Our Lady of Alice Bhatti, Mohammed Hanif
New York. Knopf. 2012. ISBN 9780307958310
In his second novel, Our Lady of Alice Bhatti, Mohammed Hanif explores the relationships among caste, gender, and religion in modern Pakistan through his protagonist, Alice Bhatti. Alice is a Catholic nurse at a corrupt and crumbling Karachi hospital, Sacred Heart Hospital for All Ailments, and the daughter of a Catholic chuhra who travels the city curing ulcers by reciting Muslim prayers when he is not cleaning the sewers as a lower-caste worker. In coming to work as a junior nurse at the hospital, Alice seeks to surmount her caste and religious identity and find fulfillment through honest work.
However, at every turn of the novel Alice is confronted with the corruption and perversion that is indicative of Pakistani life today. While treating VIP patients, Alice is molested by the patients’ visiting relations. In seeking love, she finds herself married to a thug-for-hire of the local police, Teddy, who disappears for days at a time with his work. Even in his deep love for Alice, Teddy must give way to the perverse speculation and advice of his crooked superior, Inspector Malangi. When paired with the advice on marriage that Alice receives from her superior, Sister Hina Alvi, the couple falls, powerless, into a trap of distrust.
As if trying to work a thankless job and balance an unstable marriage to a Muslim man she hardly knows were not difficult enough, Alice finds herself suddenly engulfed in acts of divine intervention at the Sacred Heart. It is through the juxtaposition of human baseness and seemingly miraculous events that Hanif weaves his tale, thus exploring the bounds of humanity at both ends, in depravity and in divinity.
With a profession of love at gunpoint, a man severing his own thumb, and a laborious stillbirth, this novel is not for the faint of heart. The action of the novel steamrolls through to the end, thus keeping readers engaged through the last page, even if the novel does seem to end a bit abruptly. Once the action of the novel is concluded, Hanif includes a letter from Alice’s father that calls into question the nature of Alice as a person, a nurse, and a wife.

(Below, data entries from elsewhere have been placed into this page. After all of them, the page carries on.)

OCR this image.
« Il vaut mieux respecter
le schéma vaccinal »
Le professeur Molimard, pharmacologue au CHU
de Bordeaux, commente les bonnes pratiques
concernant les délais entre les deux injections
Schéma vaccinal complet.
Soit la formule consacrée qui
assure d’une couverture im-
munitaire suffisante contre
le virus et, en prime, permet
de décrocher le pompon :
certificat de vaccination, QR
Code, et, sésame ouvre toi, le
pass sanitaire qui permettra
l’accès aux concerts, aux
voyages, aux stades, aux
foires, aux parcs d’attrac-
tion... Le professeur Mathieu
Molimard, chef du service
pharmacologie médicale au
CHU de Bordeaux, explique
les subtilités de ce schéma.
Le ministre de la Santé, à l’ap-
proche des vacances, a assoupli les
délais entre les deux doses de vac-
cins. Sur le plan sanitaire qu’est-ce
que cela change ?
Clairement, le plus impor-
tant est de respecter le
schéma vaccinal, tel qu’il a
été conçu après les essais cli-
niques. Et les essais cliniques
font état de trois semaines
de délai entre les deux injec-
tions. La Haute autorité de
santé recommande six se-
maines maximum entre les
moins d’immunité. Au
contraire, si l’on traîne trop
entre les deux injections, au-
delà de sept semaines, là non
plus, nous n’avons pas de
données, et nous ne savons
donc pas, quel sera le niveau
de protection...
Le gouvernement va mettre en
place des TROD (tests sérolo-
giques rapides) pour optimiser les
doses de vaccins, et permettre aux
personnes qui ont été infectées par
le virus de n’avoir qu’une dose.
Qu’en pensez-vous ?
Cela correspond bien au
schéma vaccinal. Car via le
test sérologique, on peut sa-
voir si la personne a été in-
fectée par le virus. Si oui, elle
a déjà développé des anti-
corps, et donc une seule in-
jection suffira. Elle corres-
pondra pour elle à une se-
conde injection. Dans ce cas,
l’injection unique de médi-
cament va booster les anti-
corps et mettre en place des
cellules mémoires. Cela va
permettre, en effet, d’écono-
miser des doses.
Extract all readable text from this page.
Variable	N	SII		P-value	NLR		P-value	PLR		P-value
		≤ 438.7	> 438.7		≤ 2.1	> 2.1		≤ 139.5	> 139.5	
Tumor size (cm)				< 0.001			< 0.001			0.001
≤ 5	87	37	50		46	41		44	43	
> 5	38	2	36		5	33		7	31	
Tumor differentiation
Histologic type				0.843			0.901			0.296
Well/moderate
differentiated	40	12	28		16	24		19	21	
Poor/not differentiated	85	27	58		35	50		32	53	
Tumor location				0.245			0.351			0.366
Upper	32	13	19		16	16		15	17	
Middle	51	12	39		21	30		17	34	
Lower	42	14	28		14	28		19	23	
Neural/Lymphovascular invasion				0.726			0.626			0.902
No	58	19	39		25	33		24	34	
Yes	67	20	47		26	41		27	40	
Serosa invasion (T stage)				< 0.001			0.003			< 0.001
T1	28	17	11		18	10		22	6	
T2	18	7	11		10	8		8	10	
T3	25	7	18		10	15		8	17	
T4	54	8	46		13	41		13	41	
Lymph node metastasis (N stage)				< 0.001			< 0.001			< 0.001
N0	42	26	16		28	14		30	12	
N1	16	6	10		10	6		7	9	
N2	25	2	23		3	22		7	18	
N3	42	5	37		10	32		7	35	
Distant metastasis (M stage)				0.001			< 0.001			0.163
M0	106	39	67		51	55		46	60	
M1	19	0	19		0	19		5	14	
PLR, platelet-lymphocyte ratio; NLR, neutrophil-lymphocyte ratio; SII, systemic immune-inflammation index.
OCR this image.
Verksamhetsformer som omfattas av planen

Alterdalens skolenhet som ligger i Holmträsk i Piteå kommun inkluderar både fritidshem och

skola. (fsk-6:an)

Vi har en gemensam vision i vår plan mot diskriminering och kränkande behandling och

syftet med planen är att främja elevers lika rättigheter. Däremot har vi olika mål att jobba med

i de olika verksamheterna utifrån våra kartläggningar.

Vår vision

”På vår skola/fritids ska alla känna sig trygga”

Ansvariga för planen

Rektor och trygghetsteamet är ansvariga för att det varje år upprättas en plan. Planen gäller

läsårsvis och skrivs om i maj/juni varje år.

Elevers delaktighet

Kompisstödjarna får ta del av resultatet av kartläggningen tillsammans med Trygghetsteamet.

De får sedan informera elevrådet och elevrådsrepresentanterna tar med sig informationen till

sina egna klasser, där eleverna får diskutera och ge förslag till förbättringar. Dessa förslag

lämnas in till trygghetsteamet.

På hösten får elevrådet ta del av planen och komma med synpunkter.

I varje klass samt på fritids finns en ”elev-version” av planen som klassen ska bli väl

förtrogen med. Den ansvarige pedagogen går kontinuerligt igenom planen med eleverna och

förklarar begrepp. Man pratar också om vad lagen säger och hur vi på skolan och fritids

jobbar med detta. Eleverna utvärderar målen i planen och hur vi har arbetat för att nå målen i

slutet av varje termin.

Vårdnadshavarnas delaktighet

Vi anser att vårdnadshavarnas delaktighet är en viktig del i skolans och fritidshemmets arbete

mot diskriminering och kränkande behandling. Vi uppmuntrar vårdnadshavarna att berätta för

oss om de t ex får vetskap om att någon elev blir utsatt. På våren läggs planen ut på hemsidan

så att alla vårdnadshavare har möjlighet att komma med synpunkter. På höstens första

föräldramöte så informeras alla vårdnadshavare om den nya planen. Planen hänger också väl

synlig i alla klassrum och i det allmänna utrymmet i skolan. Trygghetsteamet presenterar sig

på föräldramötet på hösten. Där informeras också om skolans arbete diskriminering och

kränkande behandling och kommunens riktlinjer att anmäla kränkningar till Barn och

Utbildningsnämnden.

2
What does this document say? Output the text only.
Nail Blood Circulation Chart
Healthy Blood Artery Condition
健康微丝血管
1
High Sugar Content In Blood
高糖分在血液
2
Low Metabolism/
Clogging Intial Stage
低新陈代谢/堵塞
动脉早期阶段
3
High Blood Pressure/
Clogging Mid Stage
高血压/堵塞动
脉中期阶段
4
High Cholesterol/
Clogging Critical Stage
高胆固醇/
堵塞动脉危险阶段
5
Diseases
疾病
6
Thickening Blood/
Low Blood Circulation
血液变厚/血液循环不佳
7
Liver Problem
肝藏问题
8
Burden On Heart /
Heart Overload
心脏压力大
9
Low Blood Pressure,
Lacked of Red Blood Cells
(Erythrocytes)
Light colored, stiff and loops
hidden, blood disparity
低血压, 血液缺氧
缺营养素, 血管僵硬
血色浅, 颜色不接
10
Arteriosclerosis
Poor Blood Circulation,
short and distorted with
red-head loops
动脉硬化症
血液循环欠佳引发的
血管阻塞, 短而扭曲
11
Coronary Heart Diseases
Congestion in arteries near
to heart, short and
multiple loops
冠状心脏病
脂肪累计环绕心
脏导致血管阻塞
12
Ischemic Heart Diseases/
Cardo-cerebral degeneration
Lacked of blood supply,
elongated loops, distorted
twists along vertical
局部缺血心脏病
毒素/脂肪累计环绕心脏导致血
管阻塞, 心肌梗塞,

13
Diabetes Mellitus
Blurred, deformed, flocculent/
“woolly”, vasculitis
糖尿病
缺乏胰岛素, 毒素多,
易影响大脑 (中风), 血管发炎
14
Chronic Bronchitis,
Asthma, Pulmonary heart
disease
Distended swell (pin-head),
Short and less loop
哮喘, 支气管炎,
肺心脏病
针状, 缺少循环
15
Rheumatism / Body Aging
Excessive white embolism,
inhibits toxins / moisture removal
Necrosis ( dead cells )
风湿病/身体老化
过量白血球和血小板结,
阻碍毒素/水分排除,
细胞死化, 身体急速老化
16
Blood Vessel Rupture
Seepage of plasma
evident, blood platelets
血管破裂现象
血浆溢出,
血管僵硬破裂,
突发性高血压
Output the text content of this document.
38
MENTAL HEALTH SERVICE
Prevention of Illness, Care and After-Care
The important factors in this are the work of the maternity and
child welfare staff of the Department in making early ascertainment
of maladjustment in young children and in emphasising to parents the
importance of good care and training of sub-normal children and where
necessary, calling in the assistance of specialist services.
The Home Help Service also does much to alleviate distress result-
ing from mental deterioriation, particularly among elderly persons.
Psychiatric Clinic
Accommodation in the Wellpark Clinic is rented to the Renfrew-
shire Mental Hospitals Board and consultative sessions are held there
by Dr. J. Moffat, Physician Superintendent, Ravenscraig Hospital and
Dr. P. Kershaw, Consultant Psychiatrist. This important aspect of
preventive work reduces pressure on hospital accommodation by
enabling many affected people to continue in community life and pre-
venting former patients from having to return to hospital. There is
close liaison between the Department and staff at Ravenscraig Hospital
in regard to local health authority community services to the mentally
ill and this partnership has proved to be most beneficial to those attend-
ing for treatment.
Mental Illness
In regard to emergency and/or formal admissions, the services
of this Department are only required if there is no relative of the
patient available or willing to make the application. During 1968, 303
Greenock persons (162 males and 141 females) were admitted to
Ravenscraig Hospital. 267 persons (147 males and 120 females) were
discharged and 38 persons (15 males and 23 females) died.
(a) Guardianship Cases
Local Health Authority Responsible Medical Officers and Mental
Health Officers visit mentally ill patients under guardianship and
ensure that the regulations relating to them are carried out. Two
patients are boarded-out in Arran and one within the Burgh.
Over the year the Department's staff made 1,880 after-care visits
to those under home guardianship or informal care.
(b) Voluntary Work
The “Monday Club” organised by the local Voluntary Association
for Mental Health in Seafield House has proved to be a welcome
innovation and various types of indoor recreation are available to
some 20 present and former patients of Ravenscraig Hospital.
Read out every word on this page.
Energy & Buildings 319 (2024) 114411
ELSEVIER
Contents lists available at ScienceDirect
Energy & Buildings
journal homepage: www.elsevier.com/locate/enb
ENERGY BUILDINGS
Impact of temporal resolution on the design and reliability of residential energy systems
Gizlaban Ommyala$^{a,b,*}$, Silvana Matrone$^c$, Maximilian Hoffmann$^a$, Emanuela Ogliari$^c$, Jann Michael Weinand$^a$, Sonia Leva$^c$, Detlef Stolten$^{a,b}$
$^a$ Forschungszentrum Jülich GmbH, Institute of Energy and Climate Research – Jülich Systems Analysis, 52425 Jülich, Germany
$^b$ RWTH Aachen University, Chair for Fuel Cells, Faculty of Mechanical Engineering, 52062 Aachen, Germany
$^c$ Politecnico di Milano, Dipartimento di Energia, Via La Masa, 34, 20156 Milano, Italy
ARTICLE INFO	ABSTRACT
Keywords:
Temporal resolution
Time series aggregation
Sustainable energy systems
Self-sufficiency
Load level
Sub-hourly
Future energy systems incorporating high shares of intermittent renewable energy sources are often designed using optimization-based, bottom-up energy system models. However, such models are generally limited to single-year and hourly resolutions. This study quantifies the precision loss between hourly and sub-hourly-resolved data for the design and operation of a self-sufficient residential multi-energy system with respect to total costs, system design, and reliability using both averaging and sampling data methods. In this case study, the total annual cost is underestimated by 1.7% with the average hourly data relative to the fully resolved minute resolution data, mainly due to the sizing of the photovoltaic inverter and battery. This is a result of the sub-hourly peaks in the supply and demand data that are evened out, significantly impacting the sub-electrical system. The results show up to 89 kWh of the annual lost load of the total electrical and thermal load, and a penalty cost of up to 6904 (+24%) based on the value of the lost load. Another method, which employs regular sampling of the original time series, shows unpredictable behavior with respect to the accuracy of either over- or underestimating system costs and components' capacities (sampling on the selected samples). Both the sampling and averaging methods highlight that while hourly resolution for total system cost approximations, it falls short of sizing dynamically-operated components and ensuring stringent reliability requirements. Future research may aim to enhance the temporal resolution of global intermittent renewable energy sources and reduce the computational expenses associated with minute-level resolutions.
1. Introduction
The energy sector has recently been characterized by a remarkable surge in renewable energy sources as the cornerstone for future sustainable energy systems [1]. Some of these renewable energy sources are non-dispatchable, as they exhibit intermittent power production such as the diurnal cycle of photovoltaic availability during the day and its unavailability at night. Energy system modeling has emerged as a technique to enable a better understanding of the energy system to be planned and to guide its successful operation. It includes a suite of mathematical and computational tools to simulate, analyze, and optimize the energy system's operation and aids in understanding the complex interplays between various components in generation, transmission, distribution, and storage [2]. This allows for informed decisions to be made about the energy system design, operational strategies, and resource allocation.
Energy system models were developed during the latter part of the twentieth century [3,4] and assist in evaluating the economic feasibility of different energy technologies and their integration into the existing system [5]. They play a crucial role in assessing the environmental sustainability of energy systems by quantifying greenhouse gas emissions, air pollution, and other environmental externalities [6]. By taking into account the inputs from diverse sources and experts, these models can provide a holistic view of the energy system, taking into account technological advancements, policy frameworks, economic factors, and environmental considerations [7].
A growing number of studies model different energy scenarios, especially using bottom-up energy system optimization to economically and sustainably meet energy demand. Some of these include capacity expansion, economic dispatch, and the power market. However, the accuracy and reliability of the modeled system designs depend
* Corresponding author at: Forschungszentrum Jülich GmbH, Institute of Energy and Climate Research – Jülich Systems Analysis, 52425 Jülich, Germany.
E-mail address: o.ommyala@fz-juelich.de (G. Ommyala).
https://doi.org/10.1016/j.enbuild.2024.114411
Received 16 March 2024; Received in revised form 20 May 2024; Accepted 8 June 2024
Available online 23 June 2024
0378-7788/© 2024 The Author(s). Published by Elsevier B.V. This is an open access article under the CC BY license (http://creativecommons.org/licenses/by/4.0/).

Much like E. M. Forster’s A Passage to India, Hanif ends the novel with more ambiguity over the very questions he begins with—namely, what roles truth and order have in current Pakistani life and whether or not Catholic and Muslim relations can find common ground. Although the novel does not conclude as neatly as Hanif’s first novel, A Case of Exploding Mangoes, it is just as well written. What’s more, the characters who comprise Our Lady of Alice Bhatti offer more dimension than their predecessors in A Case of Exploding Mangoes. Mohammed Hanif’s second novel proves to be a deep, gritty, and exciting addition to his literary career.